The consensus was that most of the learning takes place during the discussions around each barrier.  Since I have been involved in every play of the game, I am able to lead the discussions and possible resolutions.  If the game is played without an expert, written explanations might be needed to lead people to potential solutions to each barrier.  

For example, one of the Learning Disabilities cards reads "My syllabus is highly unstructured and long.  I'm on the autism spectrum and I need things to be structured and clear.  It is incoherent to me."  When this card was read, we discussed what structure really is and how faculty could be sure this doesn't happen.  We talked about one of our colleges that uses an accessible template for their syllabus.  Without experts in disability around the table, would my faculty members learn anything?  Instead of being present I could write an explanation for this card as follows:

"Many students with learning disabilities and traumatic brain injuries have a limited amount of attention, focus and processing skills to put towards deciphering a complex document.  When writing a syllabus, use a consistent style throughout with headings and well-defined sections.  Be sure that dates and details are accurate. Use clear language.  Consider numbering your pages and using a table of contents for a longer syllabus."

I learn more each time I play the game.  

sticky notes.JPG

Preaching to the Crowd

I brought Barrier University to the ATHES meeting.  ATHES is the Assistive Technology in Higher Education Society/SIG that I founded 7 years ago after it had been defunct for about 8 years.  It is associated with our regional AHEAD (Association on Higher Education and Disability) group and includes Assistive Technology Specialists in Colorado and Wyoming Institutions of Higher Learning. 

We met at CU Boulder on Friday, October 26, 2018 and played the game.  I was very glad to get feedback from my peers on this project.  It is so rare that I have a group of peers since there is only one of us at each university at most.  

Although everyone in the group is technology oriented, the game was still well received.  Some of the players actually got competitive and everyone enjoyed it.  Several took pictures of the game and want to imitate it!  I need to package it up and create a professional version so I can share it with them and their schools.  

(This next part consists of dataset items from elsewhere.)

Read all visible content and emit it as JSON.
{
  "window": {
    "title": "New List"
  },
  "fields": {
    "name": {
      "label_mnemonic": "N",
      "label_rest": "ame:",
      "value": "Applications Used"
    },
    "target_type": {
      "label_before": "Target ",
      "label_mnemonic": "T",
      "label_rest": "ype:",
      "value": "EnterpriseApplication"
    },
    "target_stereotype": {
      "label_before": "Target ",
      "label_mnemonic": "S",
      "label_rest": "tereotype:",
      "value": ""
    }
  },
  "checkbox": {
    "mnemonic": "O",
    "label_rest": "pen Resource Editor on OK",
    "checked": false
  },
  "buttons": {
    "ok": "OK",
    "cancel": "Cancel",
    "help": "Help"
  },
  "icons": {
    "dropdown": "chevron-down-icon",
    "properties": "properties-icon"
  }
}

Some of the gamers in the group were anxious to add complexities to the game like having certain landing spaces on the game bring you to another parallel path to graduation.  They had a number of creative ideas.  I have considered a few of these ideas for added interest to the game but have decided to leave the game as a simple linear path.  I want to stick with the simplicity because the game itself is not the point, its the conversation around the cards picked that matters.  I want to stay with the core idea. (Heath & Heath, 2007, p. 29)

Lessons Learned

The ATHES group was very excited to play.  The biggest message/criticism I got was to include more positive outcomes on my cards.  So in addition to the common barriers, I needed to have inclusive happenings that assist the students to graduate.  They were happy I included some but wanted more.  They gave me a few examples which I will add to my decks of cards.  It was another fruitful game play for me with great feedback.  


I was also able to ask my colleagues whether they thought the barriers I included were too extreme.  Jennifer, who uses an electronic wheelchair and has low vision responded that she had encountered every one of them and more.  I was glad to hear that I wasn't off base since some of the cards can be a little upsetting.  The group responded that the cards should be upsetting and that this emotional response might help change things which is the point of playing the game.  


Dirksen, J. (2016). Design for how people learn. Berkeley: New Riders.

Heath, C., & Heath, D. (2010). Made to stick: Why some ideas take hold and others come unstuck. New York: Random House Books.